Chicano Movement

Research papers on the Chicano Movement illustrate the historical significance on this civil rights movement that is not often discussed. Paper Masters can explain and outline the movement from its history to the elements that are still relevant today.
California was part of the Republic of Mexico until after the Treaty of Guadalupe Hidalgo, which annexed California to the United States at the end of the 1846-1848 Mexican-American War. Soon after the land was transferred, the California Gold Rush brought tens of thousands of gold-seekers from foreign countries and other parts of the United States into what had previously been a part of Spanish-ruled Mexico. Most Anglo-Americans settled near the northern California focus of the gold rush, and it was not until the 1870s, when the transcontinental railway connected southern California to the rest of the nation, that there was a state-wide Anglo-American majority. At that point, legislation began to reflect discriminatory practices against the Mexican and Spanish Californians in the following ways:
- Land was brought under taxation.
- Taxation caused wealthy landowners to lose their land titles and fortunes in long court battles and working class Mexicans and Californians to lose their rancho jobs.

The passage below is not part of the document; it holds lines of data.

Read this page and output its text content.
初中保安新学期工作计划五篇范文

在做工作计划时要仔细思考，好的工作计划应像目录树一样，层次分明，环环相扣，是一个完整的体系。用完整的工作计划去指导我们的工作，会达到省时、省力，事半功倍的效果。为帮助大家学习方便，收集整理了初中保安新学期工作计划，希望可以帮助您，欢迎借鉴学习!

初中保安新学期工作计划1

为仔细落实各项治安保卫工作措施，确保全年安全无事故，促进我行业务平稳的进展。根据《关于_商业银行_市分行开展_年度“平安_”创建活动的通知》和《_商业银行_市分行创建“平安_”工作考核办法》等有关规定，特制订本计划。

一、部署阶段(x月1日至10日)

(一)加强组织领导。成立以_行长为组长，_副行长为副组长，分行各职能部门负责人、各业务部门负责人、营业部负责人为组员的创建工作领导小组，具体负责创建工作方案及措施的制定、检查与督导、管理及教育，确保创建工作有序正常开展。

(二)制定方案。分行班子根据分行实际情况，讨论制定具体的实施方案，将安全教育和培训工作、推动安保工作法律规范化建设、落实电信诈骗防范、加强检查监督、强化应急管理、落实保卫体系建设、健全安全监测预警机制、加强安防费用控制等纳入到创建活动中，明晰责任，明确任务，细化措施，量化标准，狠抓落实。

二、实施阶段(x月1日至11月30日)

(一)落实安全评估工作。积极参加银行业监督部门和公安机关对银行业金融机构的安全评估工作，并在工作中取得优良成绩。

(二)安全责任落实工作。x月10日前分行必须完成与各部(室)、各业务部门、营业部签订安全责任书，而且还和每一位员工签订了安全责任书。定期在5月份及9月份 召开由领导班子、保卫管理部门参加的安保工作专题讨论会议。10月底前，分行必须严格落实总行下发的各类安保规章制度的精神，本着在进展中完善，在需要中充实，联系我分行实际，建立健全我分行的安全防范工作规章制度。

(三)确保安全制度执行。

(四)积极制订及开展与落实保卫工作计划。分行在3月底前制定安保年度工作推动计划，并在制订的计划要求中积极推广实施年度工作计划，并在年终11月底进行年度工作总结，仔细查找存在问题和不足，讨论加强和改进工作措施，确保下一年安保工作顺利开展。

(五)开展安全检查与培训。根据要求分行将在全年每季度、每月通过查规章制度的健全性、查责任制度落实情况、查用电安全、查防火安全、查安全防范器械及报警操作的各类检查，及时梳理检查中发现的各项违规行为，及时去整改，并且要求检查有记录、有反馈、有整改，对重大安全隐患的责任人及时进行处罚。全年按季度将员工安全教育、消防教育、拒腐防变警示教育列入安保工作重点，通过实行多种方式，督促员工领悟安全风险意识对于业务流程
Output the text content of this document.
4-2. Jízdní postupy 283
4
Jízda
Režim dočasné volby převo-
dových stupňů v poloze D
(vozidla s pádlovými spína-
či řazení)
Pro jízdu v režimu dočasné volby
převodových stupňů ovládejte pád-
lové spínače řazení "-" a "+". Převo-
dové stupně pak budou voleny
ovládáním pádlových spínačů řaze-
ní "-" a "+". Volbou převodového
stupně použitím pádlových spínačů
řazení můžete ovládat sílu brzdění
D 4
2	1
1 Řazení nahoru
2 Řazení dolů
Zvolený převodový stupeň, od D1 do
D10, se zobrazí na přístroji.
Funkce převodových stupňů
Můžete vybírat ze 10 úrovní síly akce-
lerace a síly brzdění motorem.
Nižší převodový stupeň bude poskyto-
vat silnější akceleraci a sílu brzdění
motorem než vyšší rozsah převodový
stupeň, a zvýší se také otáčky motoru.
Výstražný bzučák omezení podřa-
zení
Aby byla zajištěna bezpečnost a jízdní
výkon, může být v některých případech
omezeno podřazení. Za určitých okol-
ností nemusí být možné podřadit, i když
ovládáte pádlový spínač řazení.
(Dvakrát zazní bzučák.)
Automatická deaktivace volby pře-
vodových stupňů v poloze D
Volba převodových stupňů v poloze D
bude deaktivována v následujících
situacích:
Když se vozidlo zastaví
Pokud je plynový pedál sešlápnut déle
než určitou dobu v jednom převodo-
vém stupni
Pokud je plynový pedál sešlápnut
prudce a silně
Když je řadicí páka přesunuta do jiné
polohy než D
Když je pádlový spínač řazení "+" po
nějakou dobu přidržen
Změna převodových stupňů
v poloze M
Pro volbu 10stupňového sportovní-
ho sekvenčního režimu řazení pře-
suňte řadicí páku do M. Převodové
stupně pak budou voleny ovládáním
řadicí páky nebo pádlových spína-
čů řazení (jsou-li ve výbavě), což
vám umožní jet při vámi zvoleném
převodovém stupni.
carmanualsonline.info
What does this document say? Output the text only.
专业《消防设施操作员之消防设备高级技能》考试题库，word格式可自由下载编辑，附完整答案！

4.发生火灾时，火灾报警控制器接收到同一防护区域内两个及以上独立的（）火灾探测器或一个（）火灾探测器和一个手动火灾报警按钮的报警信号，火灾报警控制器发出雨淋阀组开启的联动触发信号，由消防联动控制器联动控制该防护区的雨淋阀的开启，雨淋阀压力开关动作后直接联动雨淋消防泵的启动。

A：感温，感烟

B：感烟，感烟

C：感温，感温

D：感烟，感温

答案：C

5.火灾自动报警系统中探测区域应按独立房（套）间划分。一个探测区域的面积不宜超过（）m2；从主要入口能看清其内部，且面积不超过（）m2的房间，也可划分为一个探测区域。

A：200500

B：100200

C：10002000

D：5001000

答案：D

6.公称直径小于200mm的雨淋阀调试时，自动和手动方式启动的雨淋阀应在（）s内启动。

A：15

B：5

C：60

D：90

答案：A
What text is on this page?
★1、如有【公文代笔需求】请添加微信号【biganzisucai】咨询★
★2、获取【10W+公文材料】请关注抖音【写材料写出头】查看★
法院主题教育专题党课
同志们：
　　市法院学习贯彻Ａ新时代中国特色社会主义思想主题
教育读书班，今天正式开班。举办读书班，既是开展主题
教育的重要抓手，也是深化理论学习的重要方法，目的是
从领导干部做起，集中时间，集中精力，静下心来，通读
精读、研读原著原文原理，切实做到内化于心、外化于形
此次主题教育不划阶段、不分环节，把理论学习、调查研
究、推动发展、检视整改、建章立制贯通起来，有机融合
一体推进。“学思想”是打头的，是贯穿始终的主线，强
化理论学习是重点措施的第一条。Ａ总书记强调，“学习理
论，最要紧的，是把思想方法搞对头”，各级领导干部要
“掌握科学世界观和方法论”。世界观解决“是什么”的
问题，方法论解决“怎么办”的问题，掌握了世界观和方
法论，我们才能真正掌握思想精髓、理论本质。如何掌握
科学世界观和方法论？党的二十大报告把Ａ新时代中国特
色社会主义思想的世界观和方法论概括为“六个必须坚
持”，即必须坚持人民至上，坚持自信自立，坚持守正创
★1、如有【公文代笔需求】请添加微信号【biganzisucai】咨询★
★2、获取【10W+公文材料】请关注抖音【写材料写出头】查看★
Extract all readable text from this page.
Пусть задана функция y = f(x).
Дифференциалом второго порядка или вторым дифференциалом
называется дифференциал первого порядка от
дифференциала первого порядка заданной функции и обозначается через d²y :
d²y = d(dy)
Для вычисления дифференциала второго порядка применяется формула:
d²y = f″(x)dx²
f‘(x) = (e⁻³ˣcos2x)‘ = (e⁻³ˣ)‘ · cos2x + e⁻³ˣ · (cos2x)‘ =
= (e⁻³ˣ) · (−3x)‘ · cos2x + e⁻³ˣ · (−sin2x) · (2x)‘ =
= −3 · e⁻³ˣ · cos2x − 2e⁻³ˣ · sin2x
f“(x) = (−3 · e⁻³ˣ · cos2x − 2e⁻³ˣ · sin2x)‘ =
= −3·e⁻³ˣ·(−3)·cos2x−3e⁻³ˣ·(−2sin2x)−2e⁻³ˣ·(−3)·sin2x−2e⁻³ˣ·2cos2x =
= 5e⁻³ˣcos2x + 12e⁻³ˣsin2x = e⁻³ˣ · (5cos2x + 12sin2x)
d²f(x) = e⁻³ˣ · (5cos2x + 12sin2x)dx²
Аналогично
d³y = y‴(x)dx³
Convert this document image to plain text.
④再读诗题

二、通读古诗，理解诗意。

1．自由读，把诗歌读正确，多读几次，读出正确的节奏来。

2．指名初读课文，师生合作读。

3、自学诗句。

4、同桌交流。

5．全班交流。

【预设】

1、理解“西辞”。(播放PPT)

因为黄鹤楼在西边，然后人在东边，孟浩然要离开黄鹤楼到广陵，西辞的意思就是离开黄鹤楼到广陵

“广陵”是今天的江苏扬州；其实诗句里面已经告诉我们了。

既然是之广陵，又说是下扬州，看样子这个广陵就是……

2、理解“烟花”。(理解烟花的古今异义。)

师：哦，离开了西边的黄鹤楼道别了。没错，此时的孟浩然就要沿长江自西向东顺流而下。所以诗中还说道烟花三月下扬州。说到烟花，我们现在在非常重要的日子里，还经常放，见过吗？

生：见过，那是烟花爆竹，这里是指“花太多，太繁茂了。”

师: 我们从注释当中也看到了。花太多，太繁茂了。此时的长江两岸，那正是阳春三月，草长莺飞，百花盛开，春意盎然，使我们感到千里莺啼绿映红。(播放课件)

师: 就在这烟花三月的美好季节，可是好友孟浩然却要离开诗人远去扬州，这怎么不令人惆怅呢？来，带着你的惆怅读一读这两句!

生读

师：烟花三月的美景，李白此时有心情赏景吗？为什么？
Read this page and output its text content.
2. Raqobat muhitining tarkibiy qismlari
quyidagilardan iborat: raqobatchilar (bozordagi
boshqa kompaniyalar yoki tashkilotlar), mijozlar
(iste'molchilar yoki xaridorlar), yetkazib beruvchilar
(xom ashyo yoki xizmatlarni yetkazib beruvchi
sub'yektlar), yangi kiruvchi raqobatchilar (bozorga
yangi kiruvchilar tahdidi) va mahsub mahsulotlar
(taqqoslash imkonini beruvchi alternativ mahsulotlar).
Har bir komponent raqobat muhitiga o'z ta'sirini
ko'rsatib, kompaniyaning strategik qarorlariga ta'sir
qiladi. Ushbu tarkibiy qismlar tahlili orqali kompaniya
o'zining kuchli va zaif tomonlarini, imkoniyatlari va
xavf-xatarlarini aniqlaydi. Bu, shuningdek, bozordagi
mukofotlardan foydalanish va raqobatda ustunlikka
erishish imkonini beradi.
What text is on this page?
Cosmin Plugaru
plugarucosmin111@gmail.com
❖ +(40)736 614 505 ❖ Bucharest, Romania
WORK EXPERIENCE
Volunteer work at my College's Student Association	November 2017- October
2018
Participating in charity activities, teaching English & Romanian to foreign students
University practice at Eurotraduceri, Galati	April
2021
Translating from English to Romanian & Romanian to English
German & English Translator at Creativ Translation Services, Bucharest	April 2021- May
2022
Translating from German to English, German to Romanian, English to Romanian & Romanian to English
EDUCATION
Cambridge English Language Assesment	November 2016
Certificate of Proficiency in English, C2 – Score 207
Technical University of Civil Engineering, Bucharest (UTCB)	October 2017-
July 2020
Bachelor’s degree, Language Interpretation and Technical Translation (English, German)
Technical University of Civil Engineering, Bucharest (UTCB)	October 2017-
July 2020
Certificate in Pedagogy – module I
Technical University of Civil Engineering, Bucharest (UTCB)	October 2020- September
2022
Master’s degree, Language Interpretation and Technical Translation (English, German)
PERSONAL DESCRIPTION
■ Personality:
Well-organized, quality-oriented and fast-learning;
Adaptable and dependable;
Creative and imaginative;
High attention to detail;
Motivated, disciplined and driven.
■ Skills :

- The rancheros were not trained for work in industry and non-ranching occupations and became unemployed or underemployed.
- Foreigner mining fees were also levied on Mexicans born in California, despite their U.S. citizenship rights under the Hidalgo Treaty.
- Vagrancy laws were passed to drive newly jobless Mexicans and Californios from California, and the state changed its Constitution so that laws no longer had to be written in Spanish as well as English.
A lower class of disenfranchised, Mexican-ancestored, displaced-worker Californians was thus created, which ultimately motivated the Chicano movement.
The Chicano civil rights movement was born in the 1960s, when African-Americans were pursuing their civil rights with vigor. The Chicano movement sprang up separately, but brought similar charges of discrimination and cultural disenfranchisement. Unlike African-Americans, Mexicans arrived in the United States when they were absorbed by California's annexation, or when they immigrated from Mexico.